BACKGROUND: According to national legislation, registration with a database of clinical studies was optional, as the study evaluated existing activities rather than a clinical intervention.
摘要:
背景:为痴呆症患者使用心理社会干预措施提供证据是研究的重点。这项试点研究旨在为一组结果测量提供变异性估计,这将为更广泛的对照研究的发展提供信息。这项更大的研究将寻求探索与照常接受治疗相比,对痴呆症患者进行终身学习干预的效果。这个试点和可行性阶段还分析了数据收集者和研究人员如何评估轻度至中度痴呆症患者样本中结果指标的使用。
方法:在开始试点研究之前,与痴呆症患者进行了参与者咨询,他们参加了一个被称为痴呆症学校的终身学习服务,和他们的老师。从这次协商中,确定的研究结果是小型精神状态检查(MMSE),生活质量阿尔茨海默病(QoL-AD),一般自我效能感量表(GSE),罗森伯格自尊量表,友谊的规模。下面的研究分为两个步骤。在步骤1中,参与者是参加痴呆症学校(干预组)或常规服务(对照组)的痴呆症患者。参与者在基线和6个月随访时进行了测试。数据收集时间为2018年11月至2019年7月。在步骤2中,招募参与者的可行性和可接受性问题,数据收集过程,和结果衡量标准,在步骤1中确定的数据通过数据收集器焦点组进行评估.
结果:55名痴呆症患者被纳入分析。步骤1提供了从基线到后续行动的变化估计,并为所有结果测量提供辅助标准偏差。步骤2对干预的可行性和可接受性进行了思考,数据收集,和结果措施。这包括对痴呆症患者如何参与测试情况的看法。
结论:本研究提供了对结果测量的变化和变异性的估计。此外,确定了有关数据收集的问题,应在未来的研究中解决。
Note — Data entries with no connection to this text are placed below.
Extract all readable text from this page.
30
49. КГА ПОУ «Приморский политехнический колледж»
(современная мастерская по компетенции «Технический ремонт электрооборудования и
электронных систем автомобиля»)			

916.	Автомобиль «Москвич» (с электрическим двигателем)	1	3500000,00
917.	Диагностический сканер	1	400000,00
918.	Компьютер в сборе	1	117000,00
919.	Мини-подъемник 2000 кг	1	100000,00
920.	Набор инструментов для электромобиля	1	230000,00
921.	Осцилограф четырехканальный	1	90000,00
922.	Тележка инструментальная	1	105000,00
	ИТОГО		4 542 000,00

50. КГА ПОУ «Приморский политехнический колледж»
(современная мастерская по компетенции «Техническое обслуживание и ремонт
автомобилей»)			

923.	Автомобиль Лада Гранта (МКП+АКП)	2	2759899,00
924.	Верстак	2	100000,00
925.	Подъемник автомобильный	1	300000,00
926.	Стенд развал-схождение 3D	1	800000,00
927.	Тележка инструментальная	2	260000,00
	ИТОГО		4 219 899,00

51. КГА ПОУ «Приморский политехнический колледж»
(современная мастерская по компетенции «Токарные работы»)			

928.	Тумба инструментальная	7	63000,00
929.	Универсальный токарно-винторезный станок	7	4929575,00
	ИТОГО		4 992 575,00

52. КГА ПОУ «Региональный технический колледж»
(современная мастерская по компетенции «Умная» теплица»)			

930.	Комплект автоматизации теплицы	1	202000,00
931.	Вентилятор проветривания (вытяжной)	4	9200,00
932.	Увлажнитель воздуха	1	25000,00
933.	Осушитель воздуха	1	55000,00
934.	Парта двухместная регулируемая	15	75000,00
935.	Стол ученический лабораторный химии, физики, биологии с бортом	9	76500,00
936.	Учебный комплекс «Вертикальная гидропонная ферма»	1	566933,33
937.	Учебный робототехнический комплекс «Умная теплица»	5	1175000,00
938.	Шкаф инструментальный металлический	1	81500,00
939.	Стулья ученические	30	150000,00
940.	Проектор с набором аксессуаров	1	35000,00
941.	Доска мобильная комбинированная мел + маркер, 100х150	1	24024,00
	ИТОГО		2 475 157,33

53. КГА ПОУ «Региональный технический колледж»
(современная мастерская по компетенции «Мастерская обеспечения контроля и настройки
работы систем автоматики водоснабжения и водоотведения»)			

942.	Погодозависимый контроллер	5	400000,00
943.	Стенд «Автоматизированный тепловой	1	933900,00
该项目展示了如何支持痴呆症患者参与对他们有意义的研究。
背景:根据国家立法,注册临床研究数据库是可选的,因为该研究评估了现有的活动,而不是临床干预。
方法:在开始试点研究之前,与痴呆症患者进行了参与者咨询,他们参加了一个被称为痴呆症学校的终身学习服务,和他们的老师。从这次协商中,确定的研究结果是小型精神状态检查(MMSE),生活质量阿尔茨海默病(QoL-AD),一般自我效能感量表(GSE),罗森伯格自尊量表,友谊的规模。下面的研究分为两个步骤。在步骤1中,参与者是参加痴呆症学校(干预组)或常规服务(对照组)的痴呆症患者。参与者在基线和6个月随访时进行了测试。数据收集时间为2018年11月至2019年7月。在步骤2中,招募参与者的可行性和可接受性问题,数据收集过程,和结果衡量标准,在步骤1中确定的数据通过数据收集器焦点组进行评估.
结果:55名痴呆症患者被纳入分析。步骤1提供了从基线到后续行动的变化估计,并为所有结果测量提供辅助标准偏差。步骤2对干预的可行性和可接受性进行了思考,数据收集,和结果措施。这包括对痴呆症患者如何参与测试情况的看法。
结论:本研究提供了对结果测量的变化和变异性的估计。此外,确定了有关数据收集的问题,应在未来的研究中解决。该项目展示了如何支持痴呆症患者参与对他们有意义的研究。
背景:根据国家立法,注册临床研究数据库是可选的,因为该研究评估了现有的活动,而不是临床干预。